Directly down the centre of the gallery is a long white table filled to the edges with tall, vase-like ceramic vessels reaching up over smaller, wide-mouthed pots. Each appears handmade and is covered with bold and colourfully painted images of animals and plants. Red hibiscus flowers burst across the surface of one particularly vivid pot while others feature durian fruit, fish, horses and lashings of fluidly painted-on text. The arrangement is reminiscent of a market stall or a lab table displaying the spoils of an archeological expedition waiting to be deciphered.

This collection of embellished ceramics is the centerpiece of Georgia Morgan’s exhibition, Fermented Preserves. The culmination of time spent working with curators and artists as part of the 2019 Bett Gallery Graduate Award, Fermented Preserves is Morgan’s first solo exhibition in a commercial gallery. In addition to the ceramics, on the surrounding walls are a series of photographs and paintings. The paintings reference the iconic Asian food brand, Ayam, and also include recipes written in spray paint and marked out by blocks of colour at varied intervals. This Dream is Real, 2020 is a photograph of Morgan standing next to a palm tree on the bank of a river. On closer inspection, it becomes clear the palm tree is made of strips of dark green plastic and curved tendrils of tubing. Draped around Morgan is not cloth but yellow netting and a blue tarp.

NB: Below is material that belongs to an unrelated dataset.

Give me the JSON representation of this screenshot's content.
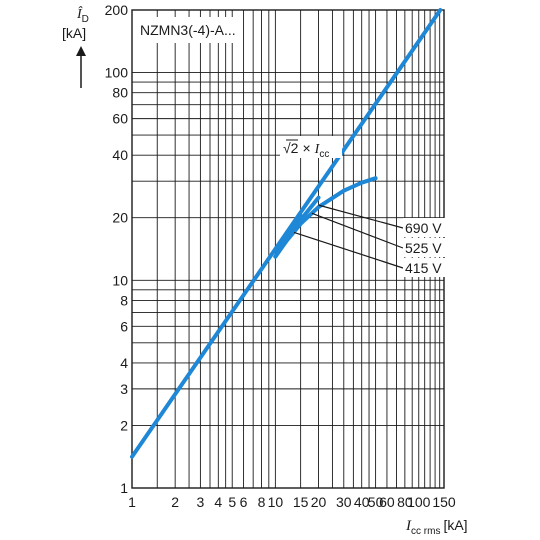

Morgan has a penchant for using unexpected materials throughout her practice, which extends across sculpture, video, installation, painting and photography. A pivotal point of influence for Fermented Preserves was a trip to Malaysia that Morgan undertook in 2018. While there, she searched for her Tamil mother’s childhood kampong (village), a place her mother speaks of frequently when recounting family history. During this time, Morgan came upon a local Hindu temple, constructed from slabs of concrete and a blue tarpaulin. Despite its simple construction, Morgan sensed its importance as a sacred space. Soon after, Morgan began using materials like concrete, netting and tarpaulin in her creative practice as a way to build spaces and objects of meaning. What she is most interested in is the way ordinary materials can transcend their humble origins to become something more.

In Fermented Preserves this is most effectively illustrated in Morgan’s photographs of found objects, Rooster (Ayam Brand deity #1), 2020 and Sardine (Ayam Brand deity #2), 2021. Visually riffing on the Ayam rooster logo, Morgan has brought together pipes, traffic cones, garden hosing and gumboots into the abstract shape of a rooster. Similarly, Sardine presents a vertically positioned army green sleeping bag stuck with blue netting and topped with a large plastic visor to signify an open tin of sardines. Each of these assemblages are much larger than their real-life counterparts, alluding to the god-like status Morgan has assigned to them.

While there is a sense of deliberate construction in the photographed assemblages, Morgan creates her ceramic pieces intuitively. The finished objects are not exact replicas of real items but imagined objects, tangible forms built from memory and the oral histories passed down from her mother (who left Malaysia for Sydney carrying few personal possessions or photographs). Responding to this lack of visual documentation and physical heirlooms relating to her maternal heritage, in the ceramics and images of Fermented Preserves Morgan brings into existence a uniquely personal and deeply meaningful mythology that slips unapologetically between memory and reality.